We recently partnered with Norfolk Menopause to host an intimate Q&A session called 'Let's Talk About Menopause'. The talk was full of valuable information about hormone replacement therapy (HRT) and lifestyle factors, as well as practical advice on how to care for your skin during and after perimenopause and menopause.

This article mainly focusses on how hormonal fluctuations can impact the skin. With trusted, expert-led information courtesy of Dr Emily Cary and Dr Susanne Ahlund, and specific product recommendations that are available to shop at JUNI & CO, we hope this is something you can refer back to time and time again.

Part 2, focussing on hair and scalp health, can be found here.

Photo of JUNI & CO sign

Norfolk Menopause is a Norwich-based group of specialist GPs and gynaecologists. They aim to transform your menopause journey and empower you to take control. Committed to providing compassionate and expert care to women during this important stage of life, they understand that menopause can be a challenging time both physically and emotionally.

HRT, oestrogen and your skin

The skin is the largest organ in your body and is packed with oestrogen receptors. Oestrogen plays a key role in keeping skin in good condition.

As we age, oestrogen declines and can cause a plethora of undesirable side effects. HRT, by restoring oestrogen levels, can greatly help many of these side effects and can have a positive impact on the skin's appearance, feel and function. Put simply, HRT can reduce and even reverse menopausal skin ageing.

So, how does declining oestrogen impact the skin?

Women demonstrating skincare product

• Collagen

Collagen is essential to providing structural support and strength to the skin.

Studies show that women’s skin loses about 30% of its collagen during the first five years of menopause and after that about 2% of their collagen every year for the next 20 years.

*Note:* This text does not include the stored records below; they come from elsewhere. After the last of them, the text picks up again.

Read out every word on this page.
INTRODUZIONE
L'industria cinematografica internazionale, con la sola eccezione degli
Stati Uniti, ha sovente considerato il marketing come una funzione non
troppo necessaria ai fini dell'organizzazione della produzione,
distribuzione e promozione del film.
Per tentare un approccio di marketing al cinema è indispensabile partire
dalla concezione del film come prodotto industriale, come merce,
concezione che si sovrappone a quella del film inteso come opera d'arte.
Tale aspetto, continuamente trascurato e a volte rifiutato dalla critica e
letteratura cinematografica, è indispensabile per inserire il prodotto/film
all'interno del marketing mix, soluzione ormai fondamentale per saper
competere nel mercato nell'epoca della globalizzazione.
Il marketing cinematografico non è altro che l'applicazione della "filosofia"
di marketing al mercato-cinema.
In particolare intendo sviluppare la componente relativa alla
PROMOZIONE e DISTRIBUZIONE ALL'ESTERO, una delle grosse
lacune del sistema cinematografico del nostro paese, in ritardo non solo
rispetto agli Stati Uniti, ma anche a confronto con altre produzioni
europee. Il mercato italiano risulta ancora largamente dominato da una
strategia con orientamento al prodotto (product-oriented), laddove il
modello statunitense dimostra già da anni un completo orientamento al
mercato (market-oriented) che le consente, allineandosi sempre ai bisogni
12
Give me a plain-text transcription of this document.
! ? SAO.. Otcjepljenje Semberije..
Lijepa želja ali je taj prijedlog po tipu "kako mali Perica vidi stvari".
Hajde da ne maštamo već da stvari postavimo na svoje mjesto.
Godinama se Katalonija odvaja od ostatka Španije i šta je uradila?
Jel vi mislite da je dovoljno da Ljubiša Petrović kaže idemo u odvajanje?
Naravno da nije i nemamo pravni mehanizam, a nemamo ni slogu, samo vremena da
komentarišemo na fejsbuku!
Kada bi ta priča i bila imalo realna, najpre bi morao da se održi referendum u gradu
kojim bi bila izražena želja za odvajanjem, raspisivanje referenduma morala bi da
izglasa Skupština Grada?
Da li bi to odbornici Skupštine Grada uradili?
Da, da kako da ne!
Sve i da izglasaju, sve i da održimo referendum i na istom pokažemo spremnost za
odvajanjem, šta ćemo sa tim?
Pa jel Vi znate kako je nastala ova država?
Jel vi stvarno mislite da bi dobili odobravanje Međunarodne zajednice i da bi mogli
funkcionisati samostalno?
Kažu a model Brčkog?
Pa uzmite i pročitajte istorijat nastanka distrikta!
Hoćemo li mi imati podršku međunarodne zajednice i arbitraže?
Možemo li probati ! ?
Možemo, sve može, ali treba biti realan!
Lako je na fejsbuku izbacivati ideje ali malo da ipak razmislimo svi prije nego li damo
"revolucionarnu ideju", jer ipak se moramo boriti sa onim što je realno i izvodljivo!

Loss of collagen leads to wrinkles and a sunken appearance of skin due to thinning of the supportive connective tissue.

• Elastin

Elastin plays a crucial role in skin flexibility and elasticity – allowing skin to return to its original shape.

Elastin degeneration increases with oestrogen loss in menopause and can lead to a slack appearance of skin, with ‘sagginess’ and increased wrinkling.

• Barrier Function

The barrier function of the skin is essential to prevent transepidermal water loss (TEWL) - AKA dehydration - and is maintained by naturally occurring fatty substances including ceramides and hyaluronic acid. Oestrogen helps production of these hydrating substances.

• Sebum Production

Sebum production can surge during menopause due to changes in the hormone balance and an increased ratio of testosterone to oestrogen in some women. Along with changes to hair follicles this can lead to midlife acne.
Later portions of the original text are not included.